Third, we compare SE function of the tissues of digestive system. These digestive tissues include stomach, colon, small intestine, and ileum. For stomach, terms such as muscle cell differentiation are shared between human and mouse, while the remaining terms are unique in each species. For example, terms such as cellular response to peptide hormone stimulus, cellular response to peptide, cellular response to insulin stimulus are detected in human. The unique terms in mouse include striated muscle tissue development, muscle tissue development and epithelial cell proliferation. The unique terms in pig include response to oxygen-containing compound, positive regulation of immune system process, cellular protein metabolic process. These different terms are related to stomach function. Previous study have indicated that the stomach is a muscular sac that provides a conducive environment for breaking down, chemically modifying, and sending to the next stage of digestion the food [23]. For stomach, eight common core transcription factors are detected, such as FOS, SREBF1, FOSL2, TGIF1, IRF1, NR2F2, JUN, and TEAD1. FOS proteins have been implicated as regulators of cell proliferation, differentiation, and transformation. In some cases, expression of the FOS gene has also been associated with apoptotic cell death. TGIF1, he protein encoded by this gene is a member of the three-amino acid loop extension (TALE) superclass of atypical homeodomains.

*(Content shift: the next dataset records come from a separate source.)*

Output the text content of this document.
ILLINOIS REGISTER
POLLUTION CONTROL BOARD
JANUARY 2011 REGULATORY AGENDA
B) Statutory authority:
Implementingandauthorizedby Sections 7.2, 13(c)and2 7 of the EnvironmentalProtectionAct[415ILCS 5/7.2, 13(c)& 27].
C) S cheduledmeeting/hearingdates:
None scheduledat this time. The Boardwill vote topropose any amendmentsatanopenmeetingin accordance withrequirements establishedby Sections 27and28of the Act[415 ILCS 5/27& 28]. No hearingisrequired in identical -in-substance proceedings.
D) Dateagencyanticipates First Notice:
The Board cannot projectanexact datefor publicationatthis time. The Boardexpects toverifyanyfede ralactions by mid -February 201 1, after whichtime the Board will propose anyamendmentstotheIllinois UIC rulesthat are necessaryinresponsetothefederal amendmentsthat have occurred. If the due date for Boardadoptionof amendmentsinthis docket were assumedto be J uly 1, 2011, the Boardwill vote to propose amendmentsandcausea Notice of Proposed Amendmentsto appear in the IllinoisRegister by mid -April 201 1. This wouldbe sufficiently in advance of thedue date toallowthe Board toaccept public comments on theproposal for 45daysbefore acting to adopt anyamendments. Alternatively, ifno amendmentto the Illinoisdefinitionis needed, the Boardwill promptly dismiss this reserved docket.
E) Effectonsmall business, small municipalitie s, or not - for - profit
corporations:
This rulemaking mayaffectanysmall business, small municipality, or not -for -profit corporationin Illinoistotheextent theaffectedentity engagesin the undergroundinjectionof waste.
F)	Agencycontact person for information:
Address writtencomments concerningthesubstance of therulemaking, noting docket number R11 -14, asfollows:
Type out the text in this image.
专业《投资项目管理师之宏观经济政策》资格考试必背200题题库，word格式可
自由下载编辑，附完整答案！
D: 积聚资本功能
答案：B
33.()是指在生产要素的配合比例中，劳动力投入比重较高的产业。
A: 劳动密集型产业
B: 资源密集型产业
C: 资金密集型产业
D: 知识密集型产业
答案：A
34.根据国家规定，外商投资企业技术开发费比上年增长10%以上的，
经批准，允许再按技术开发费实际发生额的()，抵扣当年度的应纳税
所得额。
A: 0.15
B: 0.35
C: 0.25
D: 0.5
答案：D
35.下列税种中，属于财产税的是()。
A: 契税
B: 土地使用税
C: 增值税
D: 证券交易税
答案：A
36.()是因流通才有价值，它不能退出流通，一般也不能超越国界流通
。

For the other digestive tissues such as colon, small intestine and ileum, they show similar pattern with stomach. For example, for colon, similar terms such as response to steroid hormone, myeloid cell differentiation are shared between human and mouse. Terms such as actin filament organization, actin filament bundle organization are shared between human and mouse. The other unshared terms such as response to oxygen-containing compound, muscle adaptation, and cell junction assembly. For small intestine, active filament organization, actin filament bundle organization, actin filament bundle assembly, cell junction assembly are shared between human and mouse. For mouse ileum, regulation of epithelial cell differentiation, cellular response to organic cyclic compound, and negative regulation of focal adhesion assembly. For pig ileum, response to oxygen-containing compound, response to oxidative stress, response to hormone, positive regulation of immune system process. The tissues are complex mixed cell components (Figure S14). For the key transcription factors, we shown colon across three species, For colon, nine transcription factors includes FOS, SREBF1, FOS2, TGIF1, IRF1, JUN, TEAD1, HES2, and NR2F2 (Figure 8). NR2F2, Ligand-activated transcription factor. Activated by high concentrations of 9-cis-retinoic acid and all-trans-retinoic acid, but not by dexamethasone, cortisol or progesterone (in vitro).